Why subjective art criticism is still the best way to examine art

Sterling Lazarus

Film criticism has been a contentious topic for centuries. Debates on whether there is some objective measure of art date back as far as the Age of Enlightenment, with philosophers like Immanuel Kant and David Hume. Nowadays, anyone can create an online review, making it easier for them to disseminate their opinion regardless of its merit. Even though everyone is entitled to their own opinion, not every opinion is equally valid, especially in regards to film criticism. Some films are considered better than others based on socially-generated, subjective criteria. There is no objective truth to art, but certain criteria should be used to draw subjective conclusions. 

Objective film criticism, and more broadly objective art criticism, is like trying to come up with some sort of math equation for an English paper. There is no equation to calculate the right words to put in the right places, just as there is no equation to calculate the right line or the right camera angle to place at a certain point in a movie. Enlightenment philosopher David Hume was a proponent of the subjectivity of beauty. 

Illustration by Caroline Scharf

“Beauty is no quality in things themselves: It exists merely in the mind which contemplates them; and each mind perceives a different beauty,” Hume wrote in his book titled “Of the Standard of Taste and Other Essays.”

Art is felt and judged differently by each person based on their personal views and experiences. This philosophy extends to all art forms, including film, as critics often have very different opinions of the same film. 

In a review for “The Dark Knight Rises,” Imagine Games Network (IGN) writer Siddhant Adlakha criticized the film’s representation of the main villain, Bane, who stages a revolution in which the upper-class are thrown from their homes and the lower-class take control of the city. 

“[The movie] exploits vague conservative fears of economic justice and the redistribution of [wealth] … but no one in the film, either for or against this revolution [against economic injustice], ever espouses a coherent ideology,” Adlakha wrote in his review. 

Adlakha wrote negatively about the film because he believed that its display of economic issues doesn’t make sense in regard to the plot. He critiques the film on behalf of his belief that its presentation of particular ideologies differs so much from reality that it disturbs his viewing experience.

Manohla Dargis, one of the chief film critics for The New York Times, disagrees with Adlakha’s assertion. 

“[Christopher Nolan, the director of the film,] isn’t overtly siding with or taking aim at any group (the wily Bane only talks a good people’s revolution), but as he has done before, he is suggesting a third way,” Dargis wrote. “Mr. Nolan doesn’t advocate burning down the world, but fixing it.”

Dargis argues that Nolan has made a nuanced film portraying multiple political opinions in a way that adds to the merit of its plot, in contrast to Adlakha’s distaste for the film’s portrayal of different ideologies. 

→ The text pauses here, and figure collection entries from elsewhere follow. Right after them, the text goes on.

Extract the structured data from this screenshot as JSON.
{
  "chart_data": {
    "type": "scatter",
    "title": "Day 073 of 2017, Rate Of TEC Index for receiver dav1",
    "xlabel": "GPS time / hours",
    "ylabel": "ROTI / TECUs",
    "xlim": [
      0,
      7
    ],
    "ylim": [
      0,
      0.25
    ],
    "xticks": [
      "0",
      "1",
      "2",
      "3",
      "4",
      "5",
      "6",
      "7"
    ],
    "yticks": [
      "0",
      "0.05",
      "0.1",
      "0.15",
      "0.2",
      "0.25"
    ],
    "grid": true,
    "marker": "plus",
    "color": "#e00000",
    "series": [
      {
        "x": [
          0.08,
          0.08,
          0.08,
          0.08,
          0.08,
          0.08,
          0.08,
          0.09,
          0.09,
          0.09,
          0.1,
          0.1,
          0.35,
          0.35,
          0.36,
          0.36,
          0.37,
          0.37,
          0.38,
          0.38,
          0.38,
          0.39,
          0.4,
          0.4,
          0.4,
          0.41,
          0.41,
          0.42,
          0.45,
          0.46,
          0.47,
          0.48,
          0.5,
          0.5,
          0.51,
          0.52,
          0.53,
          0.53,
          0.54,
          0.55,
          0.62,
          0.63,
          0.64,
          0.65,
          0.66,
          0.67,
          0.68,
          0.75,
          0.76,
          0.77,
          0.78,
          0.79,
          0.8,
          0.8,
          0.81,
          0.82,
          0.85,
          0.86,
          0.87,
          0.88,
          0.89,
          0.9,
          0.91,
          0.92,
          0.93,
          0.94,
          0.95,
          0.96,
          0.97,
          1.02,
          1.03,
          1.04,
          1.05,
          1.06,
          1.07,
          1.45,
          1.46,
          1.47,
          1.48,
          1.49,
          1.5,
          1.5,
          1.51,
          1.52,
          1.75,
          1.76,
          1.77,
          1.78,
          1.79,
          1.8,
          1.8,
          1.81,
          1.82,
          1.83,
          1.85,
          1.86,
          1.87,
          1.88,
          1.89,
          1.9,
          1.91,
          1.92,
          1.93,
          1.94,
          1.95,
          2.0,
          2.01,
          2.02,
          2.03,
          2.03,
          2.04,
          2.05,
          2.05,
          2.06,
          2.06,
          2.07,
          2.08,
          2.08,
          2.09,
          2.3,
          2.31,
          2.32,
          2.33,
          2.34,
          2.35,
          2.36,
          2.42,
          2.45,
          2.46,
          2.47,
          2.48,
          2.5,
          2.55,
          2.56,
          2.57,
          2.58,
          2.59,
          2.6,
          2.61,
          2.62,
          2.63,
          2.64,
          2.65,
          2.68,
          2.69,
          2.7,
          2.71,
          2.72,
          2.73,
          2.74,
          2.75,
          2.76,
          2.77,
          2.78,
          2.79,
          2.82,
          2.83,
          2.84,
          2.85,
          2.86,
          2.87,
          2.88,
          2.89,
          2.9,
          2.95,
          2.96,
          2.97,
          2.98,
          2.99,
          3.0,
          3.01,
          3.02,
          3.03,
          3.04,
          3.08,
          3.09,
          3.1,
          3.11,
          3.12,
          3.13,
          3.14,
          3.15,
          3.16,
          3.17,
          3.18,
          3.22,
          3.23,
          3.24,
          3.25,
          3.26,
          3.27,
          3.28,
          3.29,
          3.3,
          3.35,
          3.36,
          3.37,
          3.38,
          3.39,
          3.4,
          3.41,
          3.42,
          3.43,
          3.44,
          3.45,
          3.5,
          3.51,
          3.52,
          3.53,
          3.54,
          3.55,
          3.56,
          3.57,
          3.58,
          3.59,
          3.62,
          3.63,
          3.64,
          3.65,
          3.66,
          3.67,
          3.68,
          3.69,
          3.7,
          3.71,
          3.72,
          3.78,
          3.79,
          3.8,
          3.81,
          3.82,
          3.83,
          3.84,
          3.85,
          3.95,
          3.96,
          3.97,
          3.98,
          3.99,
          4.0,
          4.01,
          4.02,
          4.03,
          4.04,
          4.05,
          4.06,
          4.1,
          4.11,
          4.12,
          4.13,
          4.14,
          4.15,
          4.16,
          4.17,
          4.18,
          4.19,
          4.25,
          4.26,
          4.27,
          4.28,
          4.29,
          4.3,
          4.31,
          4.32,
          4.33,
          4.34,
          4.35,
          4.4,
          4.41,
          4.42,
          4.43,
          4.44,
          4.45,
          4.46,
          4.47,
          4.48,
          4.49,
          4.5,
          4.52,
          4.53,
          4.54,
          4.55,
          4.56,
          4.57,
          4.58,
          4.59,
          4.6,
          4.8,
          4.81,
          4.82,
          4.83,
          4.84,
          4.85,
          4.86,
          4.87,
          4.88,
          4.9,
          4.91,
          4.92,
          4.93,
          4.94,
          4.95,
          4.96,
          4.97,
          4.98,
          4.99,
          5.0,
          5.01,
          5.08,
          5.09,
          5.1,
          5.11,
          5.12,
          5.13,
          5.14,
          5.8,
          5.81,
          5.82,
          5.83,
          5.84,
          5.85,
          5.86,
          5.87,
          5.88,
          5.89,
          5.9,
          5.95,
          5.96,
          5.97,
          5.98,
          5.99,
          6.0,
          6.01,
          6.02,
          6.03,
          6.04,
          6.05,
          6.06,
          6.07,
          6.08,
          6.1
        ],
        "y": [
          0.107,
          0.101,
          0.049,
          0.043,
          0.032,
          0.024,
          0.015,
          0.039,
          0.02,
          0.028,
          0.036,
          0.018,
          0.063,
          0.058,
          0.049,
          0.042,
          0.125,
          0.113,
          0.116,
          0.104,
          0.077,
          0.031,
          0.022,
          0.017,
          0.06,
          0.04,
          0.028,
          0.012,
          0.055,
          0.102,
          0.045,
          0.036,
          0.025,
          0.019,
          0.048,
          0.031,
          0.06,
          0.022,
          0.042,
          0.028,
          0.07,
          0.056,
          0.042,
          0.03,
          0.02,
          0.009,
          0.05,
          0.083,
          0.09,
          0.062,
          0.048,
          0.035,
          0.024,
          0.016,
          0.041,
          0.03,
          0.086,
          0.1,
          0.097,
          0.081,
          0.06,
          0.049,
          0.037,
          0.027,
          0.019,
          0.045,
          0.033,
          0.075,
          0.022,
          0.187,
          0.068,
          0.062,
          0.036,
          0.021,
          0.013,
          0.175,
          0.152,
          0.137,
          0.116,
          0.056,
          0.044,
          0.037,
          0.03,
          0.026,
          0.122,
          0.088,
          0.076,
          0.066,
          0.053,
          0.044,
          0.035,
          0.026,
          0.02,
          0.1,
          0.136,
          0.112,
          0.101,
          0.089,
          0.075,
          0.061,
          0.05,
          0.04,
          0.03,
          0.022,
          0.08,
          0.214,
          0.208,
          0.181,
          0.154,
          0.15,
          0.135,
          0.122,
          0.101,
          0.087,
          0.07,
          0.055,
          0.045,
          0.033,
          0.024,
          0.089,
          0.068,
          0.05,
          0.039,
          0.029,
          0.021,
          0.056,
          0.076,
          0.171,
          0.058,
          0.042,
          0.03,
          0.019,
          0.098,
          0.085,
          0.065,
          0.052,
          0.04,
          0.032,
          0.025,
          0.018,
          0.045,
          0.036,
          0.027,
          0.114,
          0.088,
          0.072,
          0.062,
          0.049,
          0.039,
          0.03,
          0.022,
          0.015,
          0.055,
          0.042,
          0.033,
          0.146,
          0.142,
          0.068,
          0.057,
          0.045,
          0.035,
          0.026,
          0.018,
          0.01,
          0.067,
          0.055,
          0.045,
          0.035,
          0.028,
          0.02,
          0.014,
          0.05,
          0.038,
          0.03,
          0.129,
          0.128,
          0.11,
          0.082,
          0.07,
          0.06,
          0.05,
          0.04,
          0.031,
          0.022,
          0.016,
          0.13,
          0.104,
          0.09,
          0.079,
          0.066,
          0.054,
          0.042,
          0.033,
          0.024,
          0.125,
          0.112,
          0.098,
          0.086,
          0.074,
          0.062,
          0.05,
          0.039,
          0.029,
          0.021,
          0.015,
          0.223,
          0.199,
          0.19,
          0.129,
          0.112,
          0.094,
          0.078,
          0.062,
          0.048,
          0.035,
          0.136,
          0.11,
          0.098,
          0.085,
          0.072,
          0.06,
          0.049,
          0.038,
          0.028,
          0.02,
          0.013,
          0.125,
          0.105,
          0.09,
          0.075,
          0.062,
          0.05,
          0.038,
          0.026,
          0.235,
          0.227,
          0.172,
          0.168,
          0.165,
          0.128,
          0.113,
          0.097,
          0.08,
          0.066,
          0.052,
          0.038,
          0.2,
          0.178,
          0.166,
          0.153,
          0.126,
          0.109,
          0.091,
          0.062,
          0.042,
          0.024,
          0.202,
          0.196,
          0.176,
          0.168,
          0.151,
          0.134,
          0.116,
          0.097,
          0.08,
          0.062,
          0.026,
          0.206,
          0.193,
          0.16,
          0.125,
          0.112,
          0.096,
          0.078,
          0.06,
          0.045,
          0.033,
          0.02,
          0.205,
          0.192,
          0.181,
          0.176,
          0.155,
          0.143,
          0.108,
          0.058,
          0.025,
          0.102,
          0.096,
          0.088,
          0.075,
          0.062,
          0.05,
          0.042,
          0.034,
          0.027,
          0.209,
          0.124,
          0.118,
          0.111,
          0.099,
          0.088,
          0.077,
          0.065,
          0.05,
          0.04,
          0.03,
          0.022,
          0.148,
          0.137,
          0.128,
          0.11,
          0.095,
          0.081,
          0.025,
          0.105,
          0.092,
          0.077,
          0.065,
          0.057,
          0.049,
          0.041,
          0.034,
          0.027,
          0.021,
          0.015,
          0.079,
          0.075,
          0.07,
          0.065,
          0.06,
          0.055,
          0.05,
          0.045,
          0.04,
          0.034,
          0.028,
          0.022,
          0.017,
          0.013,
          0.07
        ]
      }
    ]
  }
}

Neither one of these reviews is objectively correct. They both paint a very different image of the same film due to their different perspectives. Author Robert Warshow discusses this phenomenon in his book, “The Immediate Experience: Movies, Comics, Theatre & Other Aspects of Popular Culture.”

“A man goes to the movies and the critic must be honest enough to admit he is that man,” Warshow wrote.

No one can ever be fully free of their biases as hard as they may try, and to critique art fairly, they must be willing to acknowledge that. 

Even though personal biases must be accounted for, certain metrics can and should be used to critique film. The quality of screenwriting, acting and cinematography can be used to draw conclusions about why an aspect of the film was good or bad. However, the quality of those elements is based on communal perspectives about what constitutes good character development, plot nuance or shot selection. These ideas can change over time and there is no objective metric to determine to what extent those ideas make the movie any better. Cinematography that was revolutionary 50 years ago would be considered static and boring if used today. 

People like to be right, but attempting to critique art objectively only serves to shut down the opinions of others who might feel something different. In Immanuel Kant’s book, “Critique of Judgment,” which focuses on his view of aesthetics, Kant explains the inherent selfishness of trying to place objective worth upon art.

“When [someone] puts a thing on a pedestal and calls it beautiful, he demands the same delight from others. He judges not merely for himself, but for all men, and then speaks of beauty as if it were the property of things,” Kant wrote.

We need to start accepting that the opinions we bring into a film are going to affect the opinions we bring out of it. Ultimately, our experiences and personal biases will inevitably play into how we view media and it is necessary to acknowledge that.